The debt burden on Punjab farmers has shot up by a staggering 500 per cent over the past ten years, pushing more marginal farmers out of agriculture. According to a new study by the Institute for Development and Communication (IDC), farm debt in the State rose to Rs.30394.12 crore in 2007-08 compared to Rs.5700.91 crore in 1997, when the first estimates were made following a spate of suicides by farmers, agriculture labour and members of their families.
According to IDC’s Director of Punjab Development Studies, Prof. H. S. Shergill, the farm debt increased five times at current prices and doubled at constant prices of 1997. The study established an average debt of Rs.20,000 per owned acre.
Of the 72 per cent heavily indebted farmers, 17 per cent were under more than Rs.80,000 per acre owned. They were in a “debt trap” what with 60 per cent of them being marginal and small farmers who could not pay even the annual interest on their loans from their current farm income.
Meanwhile, the latest figures with the Government indicate that there has been a considerable reduction in the number of land holdings from 10.93 lakh in 1995-96 to 10.03 lakh in 2005-06, when the number of marginal farmers with less than one hectare holding went down from 2.03 lakh to 1.33 lakh.

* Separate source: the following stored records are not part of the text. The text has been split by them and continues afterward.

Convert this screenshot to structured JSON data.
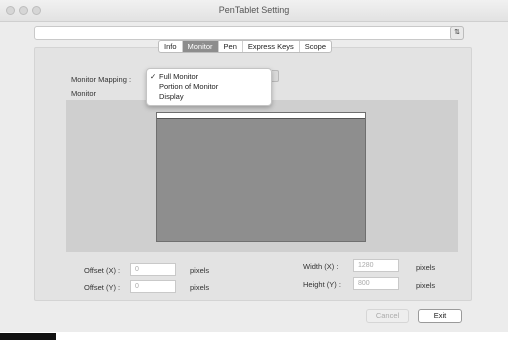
{
  "window": {
    "title": "PenTablet Setting"
  },
  "top_dropdown": {
    "value": "",
    "arrow_icon": "up-down-chevron-icon"
  },
  "tabs": [
    {
      "label": "Info",
      "active": false
    },
    {
      "label": "Monitor",
      "active": true
    },
    {
      "label": "Pen",
      "active": false
    },
    {
      "label": "Express Keys",
      "active": false
    },
    {
      "label": "Scope",
      "active": false
    }
  ],
  "monitor_mapping": {
    "label": "Monitor Mapping :",
    "options": [
      "Full Monitor",
      "Portion of Monitor",
      "Display"
    ],
    "selected": "Full Monitor"
  },
  "monitor_label": "Monitor",
  "offset": {
    "x_label": "Offset (X) :",
    "x_value": "0",
    "y_label": "Offset (Y) :",
    "y_value": "0",
    "unit": "pixels"
  },
  "size": {
    "width_label": "Width (X) :",
    "width_value": "1280",
    "height_label": "Height (Y) :",
    "height_value": "800",
    "unit": "pixels"
  },
  "buttons": {
    "cancel": "Cancel",
    "exit": "Exit"
  }
}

The latest study suggests that the per farm household debt had risen from Rs.52,000 to Rs.1.39 lakh, indicating that more farmers from the marginal sections may be pushed out of agriculture in the near future.
The study points out that the minimum support price for the major crops, wheat and paddy, went up by 111 per cent and 80 per cent respectively. A steep rise in farm land prices notwithstanding, the amount of farm debt stood at four per cent of the total value of land under agriculture compared to three per cent in 1997.